Ess. Gen. Ch. Cal. 3-phyllus. Petala 3, conniventia. Sem. 1, triquetrum.
Spec. Char. R. Flor. dioicis, fol. oblongis sagittatis.

The root is perennial, slender, long, and fibrous: the stalk is erect, channelled, branched at the top, partially of a purplish red colour, and usually rises from one to two feet in height: the radical leaves are narrow, oblong, arrow-shaped, of a bright green colour, and stand upon long footstalks, but those on the stem are without footstalks, and placed alternately: the flowers are produced in terminal branched spikes, partly tinged of a reddish colour, and stand upon short slender peduncles: the calyx is composed of three oval segments: the corolla consists of three petals, shaped like the divisions of the calyx: the six filaments are short, slender, and furnished with erect double antherae: the germen is triangular, and supports three simple reflected styles, with bearded stigmata: the seeds are naked, single, and of a triangular shape. It is common in meadows and pastures, and flowers in June.
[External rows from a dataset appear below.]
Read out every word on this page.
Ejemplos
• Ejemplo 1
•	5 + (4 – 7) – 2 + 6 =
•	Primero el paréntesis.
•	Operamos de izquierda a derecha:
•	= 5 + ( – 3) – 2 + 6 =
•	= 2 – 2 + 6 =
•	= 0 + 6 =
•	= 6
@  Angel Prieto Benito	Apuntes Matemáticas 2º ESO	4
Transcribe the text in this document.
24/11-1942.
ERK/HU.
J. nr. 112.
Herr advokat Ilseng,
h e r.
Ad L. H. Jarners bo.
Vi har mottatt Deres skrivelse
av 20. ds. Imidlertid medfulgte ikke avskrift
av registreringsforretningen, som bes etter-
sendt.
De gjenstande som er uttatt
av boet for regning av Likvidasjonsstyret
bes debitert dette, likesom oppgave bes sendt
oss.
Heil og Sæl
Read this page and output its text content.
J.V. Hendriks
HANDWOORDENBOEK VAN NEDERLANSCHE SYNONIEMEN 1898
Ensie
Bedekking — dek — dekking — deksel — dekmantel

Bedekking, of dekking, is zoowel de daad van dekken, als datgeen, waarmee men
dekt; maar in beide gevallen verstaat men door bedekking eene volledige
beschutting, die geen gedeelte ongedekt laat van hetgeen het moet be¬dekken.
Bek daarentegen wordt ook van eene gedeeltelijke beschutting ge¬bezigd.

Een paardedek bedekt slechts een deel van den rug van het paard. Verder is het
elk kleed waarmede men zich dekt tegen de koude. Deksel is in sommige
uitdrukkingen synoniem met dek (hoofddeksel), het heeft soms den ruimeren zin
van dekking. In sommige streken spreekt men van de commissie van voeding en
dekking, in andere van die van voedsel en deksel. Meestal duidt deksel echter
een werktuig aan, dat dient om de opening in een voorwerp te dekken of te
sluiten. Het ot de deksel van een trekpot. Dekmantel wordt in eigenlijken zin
Some writers have referred this plant to the Lapathum quartum [L. ii, cap. 108.] of Dioscorides, and to the Lapathum sylvestre, quod alii oxalidem appellant, of Pliny. [L. xx. cap. 21.] But as the word (greek) has been indiscriminately used both to signify sharp, with respect to the taste of a plant, and in relation to the form of its leaves, there may be a doubt whether those authors have done right, in exclusively applying it in the former sense as in the name Acetosa.—The leaves of common Sorrel have an agreeable acid taste, like that of the Oxalis Acetosella, or Wood-sorrel, which we have before described; (see page 56) and as they are medicinally employed for the same purposes, what has been already said of that plant will in a great measure apply to this; which from being easily procured in great abundance may be conveniently substituted for it. Sorrel, taken in considerable quantity, or used variously prepared as food, will certainly be found of important advantage where a refrigerant and antiscorbutic regimen is required; [See Morin in Hist, de l'Ac. des Sciences, 1708, p. 52. Barthol. Act. Havn. 1671, p. 35. Boerhaave Hist. Plant. L. B. P. ii. p. 540.] and we are told by Linnaeus, that the Laplanders experience a serum acetosatum to be in this respect an useful and pleasant diet. [Flor. Lapp. p. 94.]